Friday, 26 de April de 2024 ISSN 1519-7670 - Ano 24 - nº 1285

A máscara da face

A GLOBO MUDOU

Gilson Caroni Filho (*)

Que toda unanimidade é burra já sabíamos desde Nélson Rodrigues. Que sua arquitetura requer a rápida desconstrução do passado e o mergulho açodado em um jogo tolo de aparências aprendemos recentemente, no curso de uma campanha eleitoral que ainda não terminou. A festejada isenção da TV Globo no processo, com direito a elogios à “admirável redefinição editorial da emissora”, mostrou-se um sonho de outono que mal adentrou a primavera. É o caso de, mais uma vez, lembrarmos aos críticos que o pressuposto de seu exercício é o distanciamento do objeto analisado. Comemorações precipitadas obrigam a reavaliações amargas.

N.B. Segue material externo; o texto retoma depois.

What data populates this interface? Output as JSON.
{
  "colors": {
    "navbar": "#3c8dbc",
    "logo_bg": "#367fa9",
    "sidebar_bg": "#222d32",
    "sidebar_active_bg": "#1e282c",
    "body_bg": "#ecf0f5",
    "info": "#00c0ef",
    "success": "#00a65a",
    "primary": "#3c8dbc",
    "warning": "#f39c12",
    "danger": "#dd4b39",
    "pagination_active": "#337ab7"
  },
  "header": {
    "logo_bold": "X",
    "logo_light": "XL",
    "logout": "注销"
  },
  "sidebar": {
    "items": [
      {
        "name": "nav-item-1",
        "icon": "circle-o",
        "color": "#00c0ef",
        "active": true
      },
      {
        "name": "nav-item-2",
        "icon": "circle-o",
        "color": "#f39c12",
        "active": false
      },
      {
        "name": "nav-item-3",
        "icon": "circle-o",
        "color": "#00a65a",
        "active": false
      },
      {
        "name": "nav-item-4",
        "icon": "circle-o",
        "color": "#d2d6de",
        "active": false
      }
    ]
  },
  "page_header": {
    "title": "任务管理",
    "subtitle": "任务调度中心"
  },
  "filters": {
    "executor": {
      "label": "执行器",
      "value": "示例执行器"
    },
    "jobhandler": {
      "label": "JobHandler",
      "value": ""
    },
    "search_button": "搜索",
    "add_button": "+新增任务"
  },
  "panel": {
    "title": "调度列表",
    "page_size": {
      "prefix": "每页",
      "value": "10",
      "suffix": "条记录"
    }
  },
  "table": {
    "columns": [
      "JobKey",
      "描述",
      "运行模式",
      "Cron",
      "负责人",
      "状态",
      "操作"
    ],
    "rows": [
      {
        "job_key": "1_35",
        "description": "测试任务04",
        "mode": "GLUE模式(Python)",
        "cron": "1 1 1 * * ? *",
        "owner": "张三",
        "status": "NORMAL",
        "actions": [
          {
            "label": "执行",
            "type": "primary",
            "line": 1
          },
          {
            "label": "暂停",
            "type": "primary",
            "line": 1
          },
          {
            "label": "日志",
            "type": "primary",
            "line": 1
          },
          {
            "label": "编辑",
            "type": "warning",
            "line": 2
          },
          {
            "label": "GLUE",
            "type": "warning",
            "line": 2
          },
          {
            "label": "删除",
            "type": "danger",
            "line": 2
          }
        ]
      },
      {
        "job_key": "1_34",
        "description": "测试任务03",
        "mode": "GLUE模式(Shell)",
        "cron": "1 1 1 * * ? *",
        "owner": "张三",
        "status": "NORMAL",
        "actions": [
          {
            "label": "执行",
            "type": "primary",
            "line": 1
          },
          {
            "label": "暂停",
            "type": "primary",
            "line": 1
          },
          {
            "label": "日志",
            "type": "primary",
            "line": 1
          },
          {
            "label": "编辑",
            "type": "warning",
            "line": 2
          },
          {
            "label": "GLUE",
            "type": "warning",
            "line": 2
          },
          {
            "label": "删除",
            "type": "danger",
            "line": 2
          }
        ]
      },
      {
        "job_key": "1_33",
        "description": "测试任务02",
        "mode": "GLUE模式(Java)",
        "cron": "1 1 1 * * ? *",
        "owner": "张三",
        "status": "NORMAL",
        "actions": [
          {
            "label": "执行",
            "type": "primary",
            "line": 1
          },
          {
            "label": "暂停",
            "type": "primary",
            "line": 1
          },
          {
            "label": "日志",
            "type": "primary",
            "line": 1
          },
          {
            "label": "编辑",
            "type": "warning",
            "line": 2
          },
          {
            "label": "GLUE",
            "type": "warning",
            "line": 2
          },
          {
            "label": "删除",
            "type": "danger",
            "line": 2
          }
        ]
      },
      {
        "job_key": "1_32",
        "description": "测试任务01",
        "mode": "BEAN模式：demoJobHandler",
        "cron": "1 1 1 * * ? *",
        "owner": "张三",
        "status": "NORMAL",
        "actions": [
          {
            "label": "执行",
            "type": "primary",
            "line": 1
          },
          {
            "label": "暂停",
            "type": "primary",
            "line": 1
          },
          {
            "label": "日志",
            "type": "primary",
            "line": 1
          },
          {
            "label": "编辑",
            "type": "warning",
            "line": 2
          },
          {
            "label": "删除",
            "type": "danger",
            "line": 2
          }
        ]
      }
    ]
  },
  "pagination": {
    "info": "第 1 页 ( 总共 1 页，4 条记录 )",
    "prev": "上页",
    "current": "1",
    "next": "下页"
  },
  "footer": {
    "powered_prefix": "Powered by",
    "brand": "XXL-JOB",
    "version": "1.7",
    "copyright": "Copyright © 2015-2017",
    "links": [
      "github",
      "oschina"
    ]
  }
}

Ou, em casos agudos de cinismo, a uma aposta no esquecimento do que foi dito e/ou escrito.

Bastaram a proximidade do segundo turno e o estímulo de uma medida provisória visando regulamentar a participação do capital estrangeiro na mídia, às vésperas do debate entre os candidatos, para a reluzente carruagem democrática regredir ao seu estágio de abóbora do poder. E o que era deslocamento sutil dentro dos marcos do bloco histórico se fez apoio desabrido, sem qualquer refinamento de edição. Desde 20/2, quando publicamos neste Observatório o artigo “Bourdieu, o queridinho e os plantonistas” [remissão abaixo], vínhamos alertando que a redefinição estratégica na cobertura não correspondia a uma efetiva postura democrática. Confundir ajuste tático com redefinição ética era de um primarismo tão gritante que chegava a ser suspeito. De pouco valeu nossa modesta contribuição. Nada havia a fazer quando a imprensa, em discurso auto-referido, celebrava a si própria.

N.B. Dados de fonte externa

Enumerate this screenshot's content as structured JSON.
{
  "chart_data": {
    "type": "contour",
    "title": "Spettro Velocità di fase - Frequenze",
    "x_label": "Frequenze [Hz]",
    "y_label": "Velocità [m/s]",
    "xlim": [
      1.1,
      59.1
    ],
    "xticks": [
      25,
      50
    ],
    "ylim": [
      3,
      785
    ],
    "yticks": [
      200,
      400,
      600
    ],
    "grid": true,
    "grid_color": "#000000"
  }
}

De sustentáculo da ditadura, a TV Globo se transformava em fiadora da lisura do processo democrático. Bombas que sumiram de uma edição para a outra (Riocentro, 1981), censura ao movimento por eleições diretas para a Presidência da República (1985), edição de debates eleitorais para favorecer o candidato da direita (1989), expurgo de notícias que pudessem comprometer a candidatura à reeleição do atual presidente (1998) eram fatos que deveriam ser relevados. O momento atual só comportava elogios. Todos exultavam a própria fantasia transformada em axioma: a mídia era a vencedora do pleito.

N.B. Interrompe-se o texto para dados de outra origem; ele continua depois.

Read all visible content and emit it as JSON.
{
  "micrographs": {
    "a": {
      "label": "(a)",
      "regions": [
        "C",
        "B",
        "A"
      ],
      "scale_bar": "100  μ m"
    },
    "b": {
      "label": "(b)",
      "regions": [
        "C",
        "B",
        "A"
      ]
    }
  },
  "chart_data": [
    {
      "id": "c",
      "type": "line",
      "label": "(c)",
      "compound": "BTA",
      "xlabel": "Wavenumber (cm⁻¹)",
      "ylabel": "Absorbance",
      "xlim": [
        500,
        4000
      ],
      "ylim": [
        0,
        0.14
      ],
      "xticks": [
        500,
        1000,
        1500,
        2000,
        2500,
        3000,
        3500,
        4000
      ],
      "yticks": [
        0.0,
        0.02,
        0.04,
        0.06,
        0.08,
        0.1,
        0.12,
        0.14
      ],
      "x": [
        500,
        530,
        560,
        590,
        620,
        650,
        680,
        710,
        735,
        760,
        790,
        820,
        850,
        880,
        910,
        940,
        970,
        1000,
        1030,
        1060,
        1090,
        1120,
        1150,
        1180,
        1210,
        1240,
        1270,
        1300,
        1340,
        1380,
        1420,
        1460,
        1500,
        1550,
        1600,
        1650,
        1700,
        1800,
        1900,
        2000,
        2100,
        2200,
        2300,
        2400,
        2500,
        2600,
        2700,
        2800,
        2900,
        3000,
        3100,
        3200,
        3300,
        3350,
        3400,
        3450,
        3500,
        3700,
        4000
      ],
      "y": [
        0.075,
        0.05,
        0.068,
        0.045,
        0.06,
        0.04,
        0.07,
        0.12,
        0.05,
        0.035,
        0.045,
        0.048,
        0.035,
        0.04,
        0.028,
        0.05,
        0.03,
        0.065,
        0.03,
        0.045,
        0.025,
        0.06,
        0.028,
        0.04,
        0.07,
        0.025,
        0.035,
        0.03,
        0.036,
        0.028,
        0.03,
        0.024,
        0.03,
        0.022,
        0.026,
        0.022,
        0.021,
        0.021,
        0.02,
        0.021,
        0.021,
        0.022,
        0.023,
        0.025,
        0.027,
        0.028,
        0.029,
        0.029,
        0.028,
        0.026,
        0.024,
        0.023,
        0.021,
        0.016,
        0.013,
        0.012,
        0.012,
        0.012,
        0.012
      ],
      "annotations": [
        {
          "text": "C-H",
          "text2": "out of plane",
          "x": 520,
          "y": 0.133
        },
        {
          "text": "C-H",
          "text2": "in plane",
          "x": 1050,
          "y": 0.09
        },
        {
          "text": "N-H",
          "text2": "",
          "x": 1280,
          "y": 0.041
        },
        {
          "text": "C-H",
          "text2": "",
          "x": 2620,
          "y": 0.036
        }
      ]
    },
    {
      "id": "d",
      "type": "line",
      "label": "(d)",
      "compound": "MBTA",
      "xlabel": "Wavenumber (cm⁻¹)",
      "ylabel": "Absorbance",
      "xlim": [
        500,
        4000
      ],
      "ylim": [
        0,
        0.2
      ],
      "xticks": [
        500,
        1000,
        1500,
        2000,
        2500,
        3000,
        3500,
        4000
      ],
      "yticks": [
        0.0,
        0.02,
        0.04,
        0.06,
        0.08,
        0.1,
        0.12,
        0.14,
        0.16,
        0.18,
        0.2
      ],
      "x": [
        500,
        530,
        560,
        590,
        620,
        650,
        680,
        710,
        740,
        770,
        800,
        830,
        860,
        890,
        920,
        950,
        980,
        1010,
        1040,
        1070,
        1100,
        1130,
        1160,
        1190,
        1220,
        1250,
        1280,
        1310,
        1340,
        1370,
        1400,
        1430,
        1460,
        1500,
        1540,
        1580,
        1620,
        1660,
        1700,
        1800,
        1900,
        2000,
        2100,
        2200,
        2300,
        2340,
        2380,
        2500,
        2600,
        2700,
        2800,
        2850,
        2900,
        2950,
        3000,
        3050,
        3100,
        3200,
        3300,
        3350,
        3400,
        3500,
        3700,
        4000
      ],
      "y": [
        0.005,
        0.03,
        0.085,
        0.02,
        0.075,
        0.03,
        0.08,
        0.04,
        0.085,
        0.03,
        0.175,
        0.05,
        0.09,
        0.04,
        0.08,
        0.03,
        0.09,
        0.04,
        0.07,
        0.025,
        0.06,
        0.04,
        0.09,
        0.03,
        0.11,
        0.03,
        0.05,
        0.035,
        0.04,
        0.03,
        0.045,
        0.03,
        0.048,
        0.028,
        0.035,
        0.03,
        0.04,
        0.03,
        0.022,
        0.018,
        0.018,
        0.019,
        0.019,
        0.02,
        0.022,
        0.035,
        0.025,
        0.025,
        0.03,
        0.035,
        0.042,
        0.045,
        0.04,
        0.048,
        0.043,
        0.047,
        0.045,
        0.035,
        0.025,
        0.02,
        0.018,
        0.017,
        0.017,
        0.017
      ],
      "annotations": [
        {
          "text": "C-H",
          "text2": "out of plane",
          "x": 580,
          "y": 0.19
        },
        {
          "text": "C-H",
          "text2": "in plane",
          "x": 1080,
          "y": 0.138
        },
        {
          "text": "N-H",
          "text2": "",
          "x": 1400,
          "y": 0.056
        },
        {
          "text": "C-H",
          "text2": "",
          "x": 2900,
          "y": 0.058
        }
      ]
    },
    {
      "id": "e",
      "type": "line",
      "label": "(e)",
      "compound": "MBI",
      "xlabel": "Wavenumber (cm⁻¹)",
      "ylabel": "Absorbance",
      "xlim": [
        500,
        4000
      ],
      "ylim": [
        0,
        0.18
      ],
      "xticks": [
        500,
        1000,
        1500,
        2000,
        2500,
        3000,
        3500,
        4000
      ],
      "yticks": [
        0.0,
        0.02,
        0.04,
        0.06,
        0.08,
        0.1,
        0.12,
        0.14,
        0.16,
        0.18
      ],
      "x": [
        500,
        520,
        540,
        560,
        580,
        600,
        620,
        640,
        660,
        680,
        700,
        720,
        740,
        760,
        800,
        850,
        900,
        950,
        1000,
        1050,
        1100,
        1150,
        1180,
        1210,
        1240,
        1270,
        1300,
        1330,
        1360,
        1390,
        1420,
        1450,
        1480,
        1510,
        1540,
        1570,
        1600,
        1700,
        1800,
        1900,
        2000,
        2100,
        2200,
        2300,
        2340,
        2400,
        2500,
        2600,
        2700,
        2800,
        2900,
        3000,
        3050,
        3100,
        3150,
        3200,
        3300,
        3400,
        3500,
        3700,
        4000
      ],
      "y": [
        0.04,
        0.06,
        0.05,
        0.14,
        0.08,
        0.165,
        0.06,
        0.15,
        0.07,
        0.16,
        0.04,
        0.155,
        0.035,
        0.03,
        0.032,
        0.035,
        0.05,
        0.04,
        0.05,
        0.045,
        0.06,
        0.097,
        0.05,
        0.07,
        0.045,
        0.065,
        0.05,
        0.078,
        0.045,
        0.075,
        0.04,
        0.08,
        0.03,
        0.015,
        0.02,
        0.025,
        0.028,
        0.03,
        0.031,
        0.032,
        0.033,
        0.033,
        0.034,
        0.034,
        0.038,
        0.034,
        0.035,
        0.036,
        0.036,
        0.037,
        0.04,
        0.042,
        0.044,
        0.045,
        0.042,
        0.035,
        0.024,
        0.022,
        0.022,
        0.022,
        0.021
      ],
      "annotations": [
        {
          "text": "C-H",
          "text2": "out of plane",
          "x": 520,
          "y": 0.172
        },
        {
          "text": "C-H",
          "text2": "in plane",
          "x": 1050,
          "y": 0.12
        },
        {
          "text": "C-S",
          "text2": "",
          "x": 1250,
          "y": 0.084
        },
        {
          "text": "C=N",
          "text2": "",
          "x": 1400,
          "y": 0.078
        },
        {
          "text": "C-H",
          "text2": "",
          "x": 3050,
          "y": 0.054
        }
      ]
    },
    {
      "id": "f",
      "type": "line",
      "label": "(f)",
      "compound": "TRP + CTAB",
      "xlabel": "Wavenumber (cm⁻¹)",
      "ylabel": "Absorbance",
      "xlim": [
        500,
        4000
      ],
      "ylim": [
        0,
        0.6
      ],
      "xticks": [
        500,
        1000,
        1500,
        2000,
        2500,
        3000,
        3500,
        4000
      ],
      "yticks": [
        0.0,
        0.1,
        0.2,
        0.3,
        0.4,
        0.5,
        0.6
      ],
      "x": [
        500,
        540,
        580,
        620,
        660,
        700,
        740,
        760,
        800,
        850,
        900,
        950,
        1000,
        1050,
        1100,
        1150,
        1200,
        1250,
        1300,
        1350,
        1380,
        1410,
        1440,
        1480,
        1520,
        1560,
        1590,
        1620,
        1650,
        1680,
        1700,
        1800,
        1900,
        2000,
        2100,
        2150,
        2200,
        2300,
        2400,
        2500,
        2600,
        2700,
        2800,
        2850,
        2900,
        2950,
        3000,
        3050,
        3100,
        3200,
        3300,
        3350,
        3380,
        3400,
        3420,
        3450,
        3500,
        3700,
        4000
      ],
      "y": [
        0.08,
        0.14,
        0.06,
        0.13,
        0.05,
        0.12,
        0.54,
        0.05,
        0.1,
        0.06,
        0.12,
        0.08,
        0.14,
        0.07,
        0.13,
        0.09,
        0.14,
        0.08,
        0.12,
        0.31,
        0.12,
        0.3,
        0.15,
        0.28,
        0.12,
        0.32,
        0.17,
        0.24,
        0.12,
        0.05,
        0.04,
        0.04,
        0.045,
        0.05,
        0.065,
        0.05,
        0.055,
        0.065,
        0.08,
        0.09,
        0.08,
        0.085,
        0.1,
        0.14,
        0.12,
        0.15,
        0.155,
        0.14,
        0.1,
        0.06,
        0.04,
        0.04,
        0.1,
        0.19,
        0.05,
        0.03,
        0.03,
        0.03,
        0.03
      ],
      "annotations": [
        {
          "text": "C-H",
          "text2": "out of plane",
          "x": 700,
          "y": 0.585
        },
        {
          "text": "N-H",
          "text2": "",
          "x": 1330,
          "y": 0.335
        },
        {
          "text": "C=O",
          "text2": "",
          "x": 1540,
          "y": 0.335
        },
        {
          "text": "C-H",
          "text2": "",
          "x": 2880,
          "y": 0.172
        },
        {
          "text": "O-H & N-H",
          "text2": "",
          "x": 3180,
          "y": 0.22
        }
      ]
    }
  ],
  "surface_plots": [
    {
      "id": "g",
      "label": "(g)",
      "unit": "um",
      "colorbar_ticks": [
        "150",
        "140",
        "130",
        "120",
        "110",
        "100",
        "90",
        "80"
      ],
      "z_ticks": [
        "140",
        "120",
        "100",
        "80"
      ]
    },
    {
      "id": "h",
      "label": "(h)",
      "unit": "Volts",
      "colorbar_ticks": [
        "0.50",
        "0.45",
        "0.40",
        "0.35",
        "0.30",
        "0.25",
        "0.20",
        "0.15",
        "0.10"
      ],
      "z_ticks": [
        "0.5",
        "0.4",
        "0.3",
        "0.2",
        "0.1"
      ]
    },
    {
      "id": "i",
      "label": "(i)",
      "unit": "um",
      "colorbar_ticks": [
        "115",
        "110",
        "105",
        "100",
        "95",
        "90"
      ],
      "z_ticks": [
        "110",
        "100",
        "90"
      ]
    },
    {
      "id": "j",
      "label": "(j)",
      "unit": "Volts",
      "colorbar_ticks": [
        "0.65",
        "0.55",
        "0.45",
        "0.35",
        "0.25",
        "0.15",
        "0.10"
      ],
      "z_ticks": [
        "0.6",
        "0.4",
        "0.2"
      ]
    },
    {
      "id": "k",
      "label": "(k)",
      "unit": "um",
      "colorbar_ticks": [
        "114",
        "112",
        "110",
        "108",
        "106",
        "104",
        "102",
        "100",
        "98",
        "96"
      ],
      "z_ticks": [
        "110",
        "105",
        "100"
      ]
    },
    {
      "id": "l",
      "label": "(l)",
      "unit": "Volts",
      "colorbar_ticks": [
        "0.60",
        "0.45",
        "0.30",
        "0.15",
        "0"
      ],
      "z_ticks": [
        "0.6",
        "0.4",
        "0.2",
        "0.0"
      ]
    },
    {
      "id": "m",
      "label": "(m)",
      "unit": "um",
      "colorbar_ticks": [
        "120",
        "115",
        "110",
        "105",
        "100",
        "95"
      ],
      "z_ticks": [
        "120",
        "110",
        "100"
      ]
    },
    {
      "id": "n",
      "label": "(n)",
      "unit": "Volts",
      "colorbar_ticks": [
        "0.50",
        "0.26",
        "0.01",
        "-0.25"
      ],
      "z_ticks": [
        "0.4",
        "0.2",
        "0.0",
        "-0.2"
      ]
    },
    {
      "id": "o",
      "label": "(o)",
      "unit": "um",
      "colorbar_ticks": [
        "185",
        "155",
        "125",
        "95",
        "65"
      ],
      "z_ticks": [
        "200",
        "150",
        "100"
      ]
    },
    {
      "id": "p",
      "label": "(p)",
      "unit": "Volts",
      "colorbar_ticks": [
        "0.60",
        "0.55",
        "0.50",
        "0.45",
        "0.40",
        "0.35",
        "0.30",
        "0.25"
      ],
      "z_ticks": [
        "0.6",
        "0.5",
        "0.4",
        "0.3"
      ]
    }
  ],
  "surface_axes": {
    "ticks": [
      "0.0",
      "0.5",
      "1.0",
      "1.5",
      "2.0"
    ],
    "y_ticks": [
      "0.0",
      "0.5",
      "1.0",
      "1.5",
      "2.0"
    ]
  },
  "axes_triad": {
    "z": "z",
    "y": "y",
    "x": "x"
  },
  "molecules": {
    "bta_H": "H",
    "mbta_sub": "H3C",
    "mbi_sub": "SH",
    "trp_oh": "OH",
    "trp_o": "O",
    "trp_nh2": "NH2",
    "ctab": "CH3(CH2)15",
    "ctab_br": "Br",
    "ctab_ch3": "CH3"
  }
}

O editor e apresentador do Jornal Nacional, jornalista William Bonner, mais que mediador era incensado como adestrador de candidatos. Aquele que, encarnando a face rousseauniana do campo midiático, não deixaria a vontade geral à mercê das manobras tergiversadoras dos candidatos. O debate da Globo mostrou que a cidadania, mais que protegida pelas regras do debate, estava subsumida às normas da emissora.

Tudo pareceria róseo e alvissareiro até o último dia de campanha. A partir dali o jogo se faria mais explícito. A associação dos interesses que sustentam a candidatura oficial e a política editorial das empresas da família Marinho ficaria mais clara. A clivagem que evidencia a predominância do capital financeiro no campo midiático se desnudaria no noticiário que foi produzido ainda antes da realização do segundo turno. Como sustentava Bernardo Kuscinski, em suas Cartas Ácidas de 8/10, a Globo retomara sua postura clássica na edição do último dia de campanha.


“Nesse mesmo Jornal Nacional, comparando o dia-a-dia de campanha dos quatro candidatos, o Jornal Nacional deu a Serra uma exposição enorme e bonita, em campanha própria e, de novo, na companhia de Alckmin. A Lula só restaram cenas de suor e a sua constrangedora espera na porta de uma privada de campanha. A TV Globo mostrou a privada duas vezes. Para reforçar o efeito de ridicularização.

“A TV Globo, nesta campanha, substituiu a manipulação grosseira por uma muito sutil, quase aceitável, em termos jornalísticos. Mas a cena da privada no Jornal Nacional da noite que antecedeu o dia do voto levou a emissora por alguns momentos a uma viagem ao passado, à grosseira manipulação do debate de 1989 entre Lula e Collor.”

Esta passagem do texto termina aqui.